Big Bang Model (State)
The model exquisitely describes how the universe expanded from a very high-density and high-temperature state after the rapid, exponential expansion of space, including a wide range of phenomena: chemical diversity and the abundance of vital light elements; large scale, astronomical structures and systems; Hubble's law regarding relative galactic motion; the afterglow of radiation permeating the universe (CMB).
Bottom line: the Big Bang model most certainly does recount an absolute beginning of our universe in the finite past!
To which atheists routinely respond: "scientists are talking about the visible universe."

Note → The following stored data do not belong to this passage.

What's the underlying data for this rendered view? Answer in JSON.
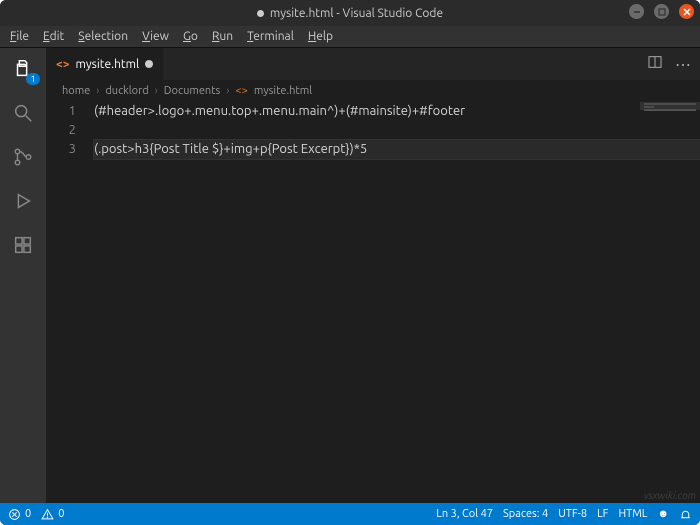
{
  "titlebar": {
    "title": "mysite.html - Visual Studio Code",
    "modified": true
  },
  "menubar": {
    "items": [
      "File",
      "Edit",
      "Selection",
      "View",
      "Go",
      "Run",
      "Terminal",
      "Help"
    ]
  },
  "activitybar": {
    "items": [
      {
        "name": "explorer-icon",
        "badge": "1"
      },
      {
        "name": "search-icon"
      },
      {
        "name": "source-control-icon"
      },
      {
        "name": "run-debug-icon"
      },
      {
        "name": "extensions-icon"
      }
    ]
  },
  "tabs": {
    "items": [
      {
        "label": "mysite.html",
        "dirty": true,
        "icon": "html"
      }
    ]
  },
  "breadcrumb": {
    "segments": [
      "home",
      "ducklord",
      "Documents",
      "mysite.html"
    ]
  },
  "editor": {
    "lines": [
      "(#header>.logo+.menu.top+.menu.main^)+(#mainsite)+#footer",
      "",
      "(.post>h3{Post Title $}+img+p{Post Excerpt})*5"
    ],
    "cursor": {
      "line": 3,
      "col": 47
    }
  },
  "statusbar": {
    "errors": "0",
    "warnings": "0",
    "lncol": "Ln 3, Col 47",
    "spaces": "Spaces: 4",
    "encoding": "UTF-8",
    "eol": "LF",
    "language": "HTML",
    "feedback": "☻"
  },
  "watermark": "vsxwiki.com"
}
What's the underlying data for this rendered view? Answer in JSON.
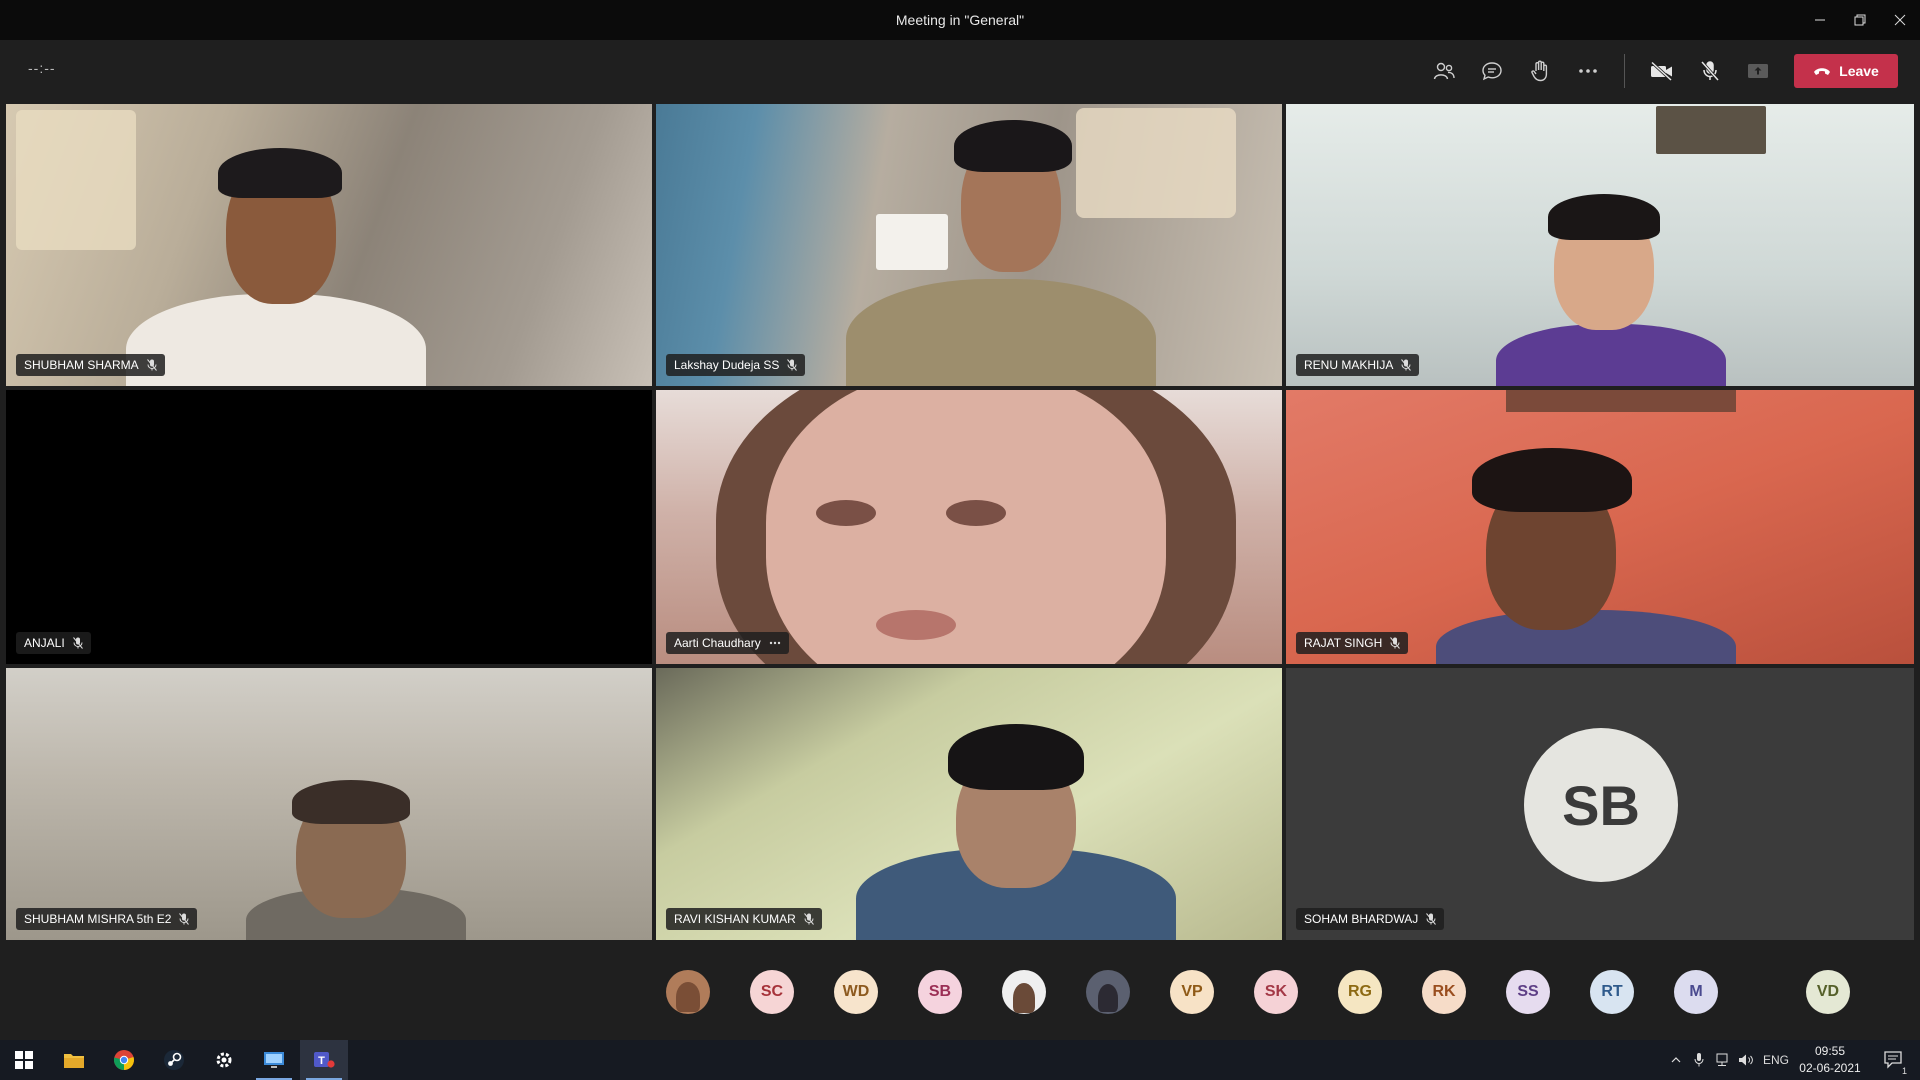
{
  "window": {
    "title": "Meeting in \"General\""
  },
  "toolbar": {
    "timer": "--:--",
    "leave_label": "Leave"
  },
  "participants": [
    {
      "name": "SHUBHAM SHARMA",
      "status": "muted"
    },
    {
      "name": "Lakshay Dudeja SS",
      "status": "muted"
    },
    {
      "name": "RENU MAKHIJA",
      "status": "muted"
    },
    {
      "name": "ANJALI",
      "status": "muted"
    },
    {
      "name": "Aarti Chaudhary",
      "status": "more"
    },
    {
      "name": "RAJAT SINGH",
      "status": "muted"
    },
    {
      "name": "SHUBHAM MISHRA 5th E2",
      "status": "muted"
    },
    {
      "name": "RAVI KISHAN KUMAR",
      "status": "muted"
    },
    {
      "name": "SOHAM BHARDWAJ",
      "status": "muted",
      "initials": "SB"
    }
  ],
  "attendee_strip": [
    {
      "initials": "",
      "photo": true,
      "bg": "#b07c5a"
    },
    {
      "initials": "SC",
      "bg": "#f6d5d5",
      "fg": "#a6333a"
    },
    {
      "initials": "WD",
      "bg": "#f7e4cc",
      "fg": "#8d5a1f"
    },
    {
      "initials": "SB",
      "bg": "#f5d3de",
      "fg": "#9b2f55"
    },
    {
      "initials": "",
      "photo": true,
      "bg": "#efefef"
    },
    {
      "initials": "",
      "photo": true,
      "bg": "#5b6070"
    },
    {
      "initials": "VP",
      "bg": "#f7e2c6",
      "fg": "#8f5a17"
    },
    {
      "initials": "SK",
      "bg": "#f5d2d6",
      "fg": "#a33846"
    },
    {
      "initials": "RG",
      "bg": "#f5e6c2",
      "fg": "#8d6a14"
    },
    {
      "initials": "RK",
      "bg": "#f6dcc8",
      "fg": "#9a4e1f"
    },
    {
      "initials": "SS",
      "bg": "#e6dcef",
      "fg": "#5e3f86"
    },
    {
      "initials": "RT",
      "bg": "#d8e4f1",
      "fg": "#2f5a8c"
    },
    {
      "initials": "M",
      "bg": "#dcdcef",
      "fg": "#4a4a8f"
    },
    {
      "initials": "VD",
      "bg": "#e4e8d4",
      "fg": "#55602a"
    }
  ],
  "taskbar": {
    "apps": [
      "start-icon",
      "file-explorer-icon",
      "chrome-icon",
      "steam-icon",
      "settings-icon",
      "remote-desktop-icon",
      "teams-icon"
    ],
    "language": "ENG",
    "time": "09:55",
    "date": "02-06-2021",
    "notification_count": "1"
  },
  "colors": {
    "leave": "#c4314b",
    "background": "#1f1f1f"
  }
}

By this they presumably don't mean to preclude the wider, observable universe of today (approximately 93 billion light years in diameter) or preclude the continuously expanding universe beyond as if the visible universe were something other than our universe. Rather, they're unwittingly alluding to the earliest visible image of the universe, which dates back to the time when it was approximately 380,000 years old and 42 million light years in radius. Technically, the visible universe denotes that of the recombination epoch, the earliest point in cosmological history at which we can look back via the CMB. Before this epoch, the universe was too hot and dense—a sea of opaque plasma containing baryonic matter and electromagnetic radiation—to create the CMB. The universe cooled enough for electrons and primordial atomic nuclei (bounded protons and neutrons) to recombine into neutral atoms. From that point on photons were free to travel, and the universe became increasingly transparent. Immediately following on the heels of cosmic inflation, the initial stage of the Big Bang state is the quark epoch, which is extrapolated backwards from the CMB. The CMB is a snapshot of the final stage of the Big Bang state, which is the recombination epoch.
The referents observable universe and visible universe are often used interchangeably, but for obvious reasons, one should be aware of the technical distinction. In any event, the point the atheist thinks he's ultimately making is that the calculi of the Big Bang model do not necessarily preclude the potentiality of an eternally self-subsistent cosmos of some kind in which the Big Bang only obtains to the beginning of our universe. As we shall see this is nonsense. Our universe may not be the only universe within a multiverse or world ensemble, but all of the evidence refutes a past-eternal cosmos.